The ‘New Red Menace’

Former Indiana Governor Mitch Daniels came up with the best description of the fiscal crisis the country faces during his speech at CPAC. He called it the “new red menace.” The red he’s talking about, of course, isn’t the communist menace we fought for over 40 years in the Cold War, but instead the ocean of red ink our national debt continues to accumlate as the federal government remains on a spending spree with no end in sight.

Most know that we’re past the “we can’t do this forever” stage of spending and into the “we can’t do this anymore” stage of fiscal difficulty.  There is no more road down which the can can be kicked.  Yet the budget submitted by the president to Congress today seems to be one which ignores the new reality.

It is a a 3.8 trillion dollar budget monster marked by 1.6 trillion in borrowing.  In a conference call today for bloggers and reporters, Rep.

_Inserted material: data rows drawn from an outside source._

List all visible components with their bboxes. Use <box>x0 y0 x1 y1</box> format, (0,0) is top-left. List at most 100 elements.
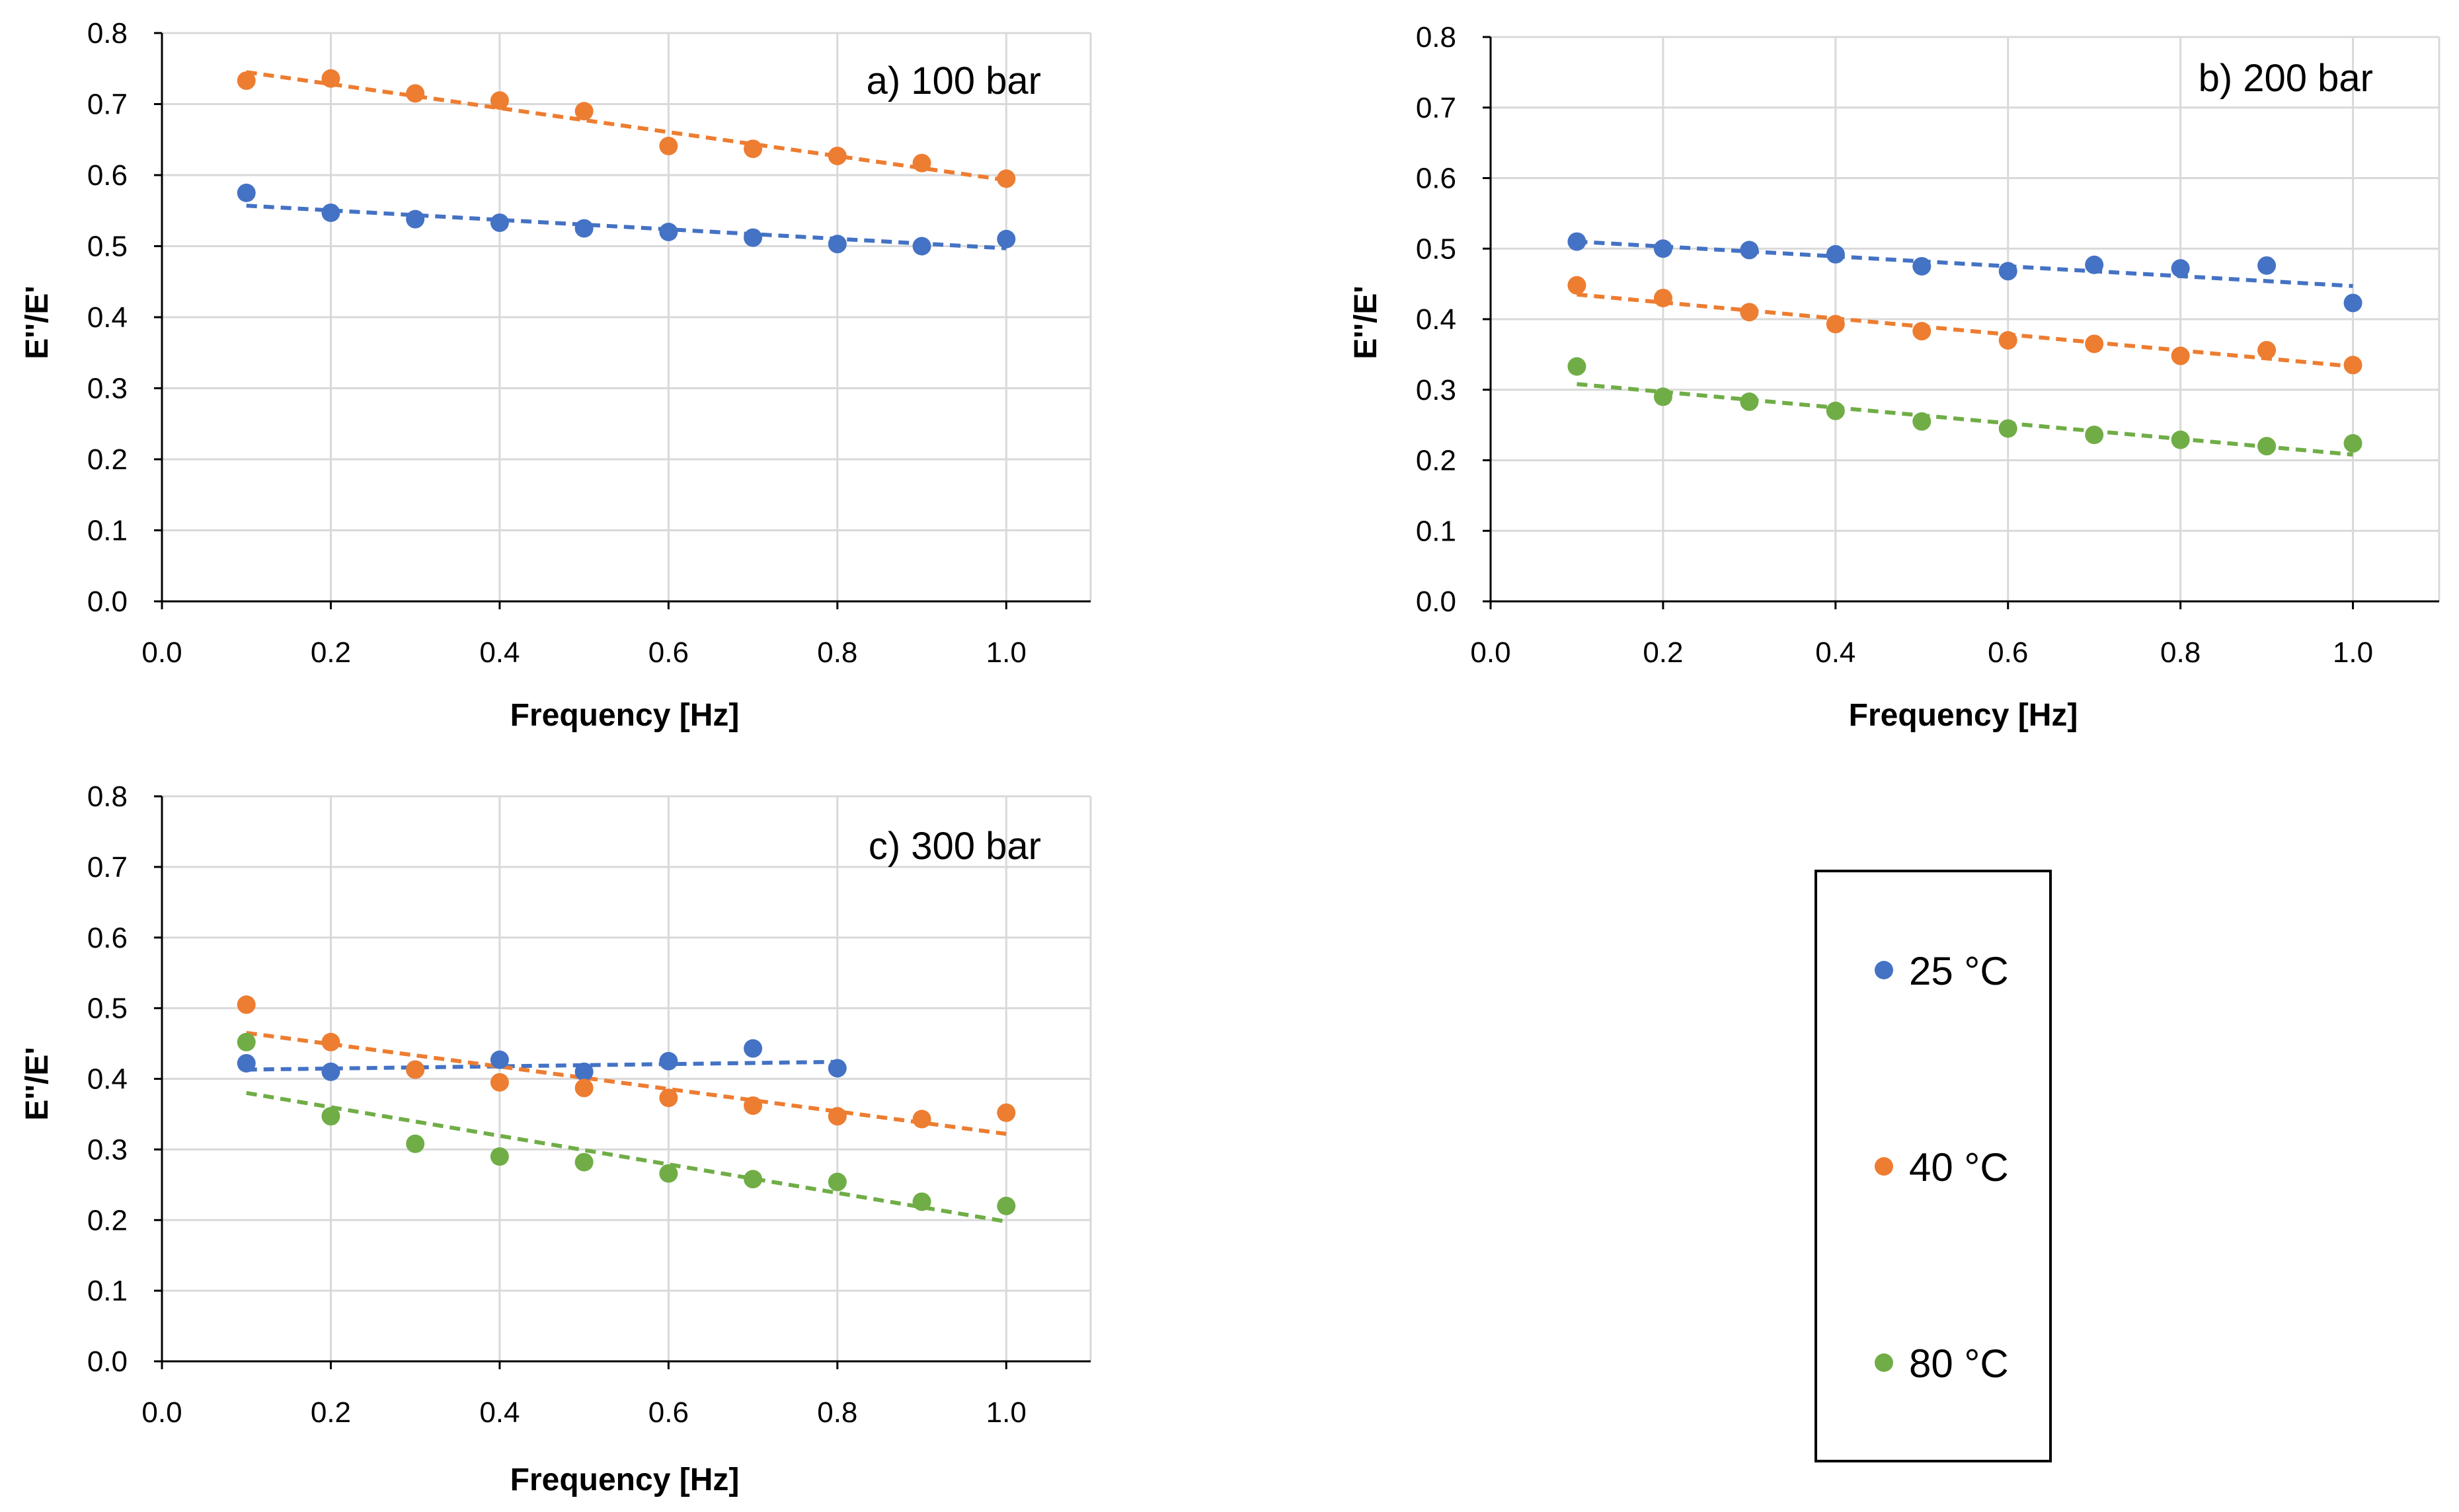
point-40-c <box>1826 315 1845 334</box>
point-40-c <box>490 1073 509 1092</box>
point-80-c <box>2171 430 2190 449</box>
point-40-c <box>828 1107 847 1126</box>
point-25-c <box>2085 255 2104 274</box>
y-tick-label: 0.3 <box>87 373 128 405</box>
y-tick-label: 0.2 <box>87 1204 128 1236</box>
grid-lines <box>162 32 1091 601</box>
trend-lines <box>1577 239 2353 457</box>
point-80-c <box>2085 426 2104 445</box>
x-tick-labels: 0.0 0.2 0.4 0.6 0.8 1.0 <box>1470 636 2373 669</box>
point-80-c <box>997 1196 1016 1215</box>
point-25-c <box>659 223 678 241</box>
point-40-c <box>237 71 256 91</box>
point-25-c <box>1567 232 1586 251</box>
legend: 25 °C 40 °C 80 °C <box>1815 870 2052 1462</box>
point-40-c <box>1567 276 1586 295</box>
y-axis-label: E''/E' <box>20 285 55 359</box>
point-25-c <box>490 213 509 233</box>
legend-marker-40c <box>1875 1157 1893 1176</box>
point-80-c <box>1998 419 2017 438</box>
y-tick-label: 0.0 <box>87 1345 128 1378</box>
point-40-c <box>997 1103 1016 1122</box>
grid-lines <box>1491 36 2439 601</box>
x-tick-label: 0.8 <box>817 636 857 669</box>
y-axis-label: E''/E' <box>1348 285 1384 359</box>
grid-lines <box>162 795 1091 1361</box>
x-tick-label: 1.0 <box>986 636 1027 669</box>
y-tick-labels: 0.0 0.1 0.2 0.3 0.4 0.5 0.6 0.7 0.8 <box>87 17 128 618</box>
point-40-c <box>321 1032 340 1051</box>
point-80-c <box>490 1147 509 1166</box>
y-axis-label: E''/E' <box>20 1047 55 1121</box>
y-tick-labels: 0.0 0.1 0.2 0.3 0.4 0.5 0.6 0.7 0.8 <box>87 780 128 1378</box>
chart-title: c) 300 bar <box>869 825 1041 868</box>
x-axis-label: Frequency [Hz] <box>510 1462 740 1497</box>
point-25-c <box>2343 293 2362 313</box>
point-40-c <box>659 136 678 155</box>
chart-title: a) 100 bar <box>867 59 1041 102</box>
point-40-c <box>912 1110 931 1129</box>
x-tick-label: 0.2 <box>311 1396 351 1429</box>
point-25-c <box>574 219 594 238</box>
axes <box>154 795 1092 1369</box>
trendline-25-c <box>246 204 1007 250</box>
x-tick-label: 0.4 <box>1815 636 1855 669</box>
point-40-c <box>2257 340 2277 359</box>
y-tick-labels: 0.0 0.1 0.2 0.3 0.4 0.5 0.6 0.7 0.8 <box>1416 21 1456 618</box>
y-tick-label: 0.8 <box>87 780 128 813</box>
x-tick-label: 0.4 <box>479 1396 520 1429</box>
point-25-c <box>406 209 425 229</box>
point-40-c <box>2343 356 2362 375</box>
point-40-c <box>1740 303 1759 322</box>
point-40-c <box>828 146 847 165</box>
chart-panel-c: 0.0 0.1 0.2 0.3 0.4 0.5 0.6 0.7 0.8 0.0 0.2 0.4 0.6… <box>20 780 1092 1497</box>
x-tick-label: 0.0 <box>141 636 182 669</box>
y-tick-label: 0.7 <box>87 89 128 121</box>
point-80-c <box>574 1153 594 1172</box>
legend-label-25c: 25 °C <box>1909 949 2009 993</box>
x-tick-label: 0.8 <box>2160 636 2201 669</box>
legend-label-80c: 80 °C <box>1909 1342 2009 1386</box>
trendline-25-c <box>246 1059 838 1072</box>
trendline-80-c <box>1577 382 2353 457</box>
x-axis-label: Frequency [Hz] <box>510 698 740 733</box>
point-40-c <box>1912 322 1932 341</box>
point-80-c <box>2343 434 2362 453</box>
trendline-40-c <box>246 70 1007 182</box>
point-80-c <box>828 1172 847 1191</box>
trend-lines <box>246 1031 1007 1224</box>
point-80-c <box>1912 412 1932 431</box>
y-tick-label: 0.3 <box>87 1133 128 1166</box>
y-tick-label: 0.7 <box>87 851 128 884</box>
y-tick-label: 0.7 <box>1416 92 1456 124</box>
x-tick-label: 0.6 <box>648 636 689 669</box>
point-40-c <box>997 169 1016 188</box>
axes <box>154 32 1092 609</box>
point-80-c <box>2257 437 2277 456</box>
axes <box>1483 36 2440 609</box>
x-tick-labels: 0.0 0.2 0.4 0.6 0.8 1.0 <box>141 1396 1026 1429</box>
x-tick-label: 0.2 <box>1643 636 1683 669</box>
point-40-c <box>490 91 509 110</box>
point-80-c <box>912 1192 931 1211</box>
point-25-c <box>321 203 340 222</box>
point-80-c <box>1826 401 1845 420</box>
point-40-c <box>574 1078 594 1098</box>
legend-box <box>1815 870 2052 1462</box>
trendline-40-c <box>246 1031 1007 1136</box>
point-25-c <box>2257 256 2277 275</box>
y-tick-label: 0.8 <box>1416 21 1456 54</box>
point-25-c <box>1912 256 1932 276</box>
y-tick-label: 0.2 <box>87 443 128 476</box>
x-tick-label: 0.4 <box>479 636 520 669</box>
y-tick-label: 0.6 <box>87 159 128 192</box>
x-tick-label: 0.6 <box>648 1396 689 1429</box>
point-25-c <box>997 229 1016 248</box>
point-25-c <box>744 1039 763 1058</box>
point-80-c <box>237 1032 256 1051</box>
y-tick-label: 0.6 <box>87 922 128 954</box>
point-25-c <box>1826 245 1845 264</box>
point-40-c <box>1998 331 2017 350</box>
point-40-c <box>406 84 425 103</box>
point-25-c <box>912 237 931 256</box>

Paul Ryan caracterized it as a budget that “borrows too much, spends too much and taxes too much.”

The spending in the budget amounts to 25.3% of the GDP, which Ryan claims is the highest since WWII.  Additionally, it adds $1.6 trillion in taxes which will effect “families, small businesses and job creators” per Ryan.  Finally, it borrows $1.6 trillion for the FY 2012 budget – the third straight trillion dollar plus deficit in a row.  And the spending levels it creates will add $13 trillion to the debt in a decade, or as Ryan said, “it will double the debt in 5 years and triple it in 10”.

Pushing aside the rhetoric that calls spending “investments” and reductions in planned spending “cuts”, the numbers Ryan lays out are the reality of passing such a budget.

Ryan saw nothing to like about the President’s budget noting that the President had apparently rejected “all the money saving ideas from the fiscal commission” that he had organized and upon which Ryan had served.  In fact, Ryan said, “it would be better for our nation if we did nothing instead of passing this budget”. 

That said, the House GOP still hasn’t put forward its version of the budget yet, but given Rep. Ryan’s comments, one must sincerely hope that it isn’t something that is only slightly better than the Obama budget.  If it is and it relies heavily on deficit spending and more borrowing, that new majority isn’t going to much more popular than was the old one.

People appear to want action on spending and they want it now – not ten years down the road.  Of course the other side of that coin is people are generally for less spending and smaller government in a general way unless the cuts in spending or government services effect them.   This is the tight-rope Republicans have to walk.  But for the first time in decades there seems to be an understanding and an acceptance by the public at large that everyone is going to have to sacrifice.  So while the public may scream and holler a bit they’re more likely now than ever before to go along with the cuts – even grudgingly – than they have been in the past.

But we won’t know how the public will react unless real cuts are made.  That, of course, is up to the politicians and a thing called political will – the will to make tough and unpopular decisons even if they may make you vulnerable the next election cycle. 

It is something, unfortunately, that has been in very short supply in Washington DC  for years.  Let’s hope the new GOP majority in the House has the will to stem the tide of the new red menace.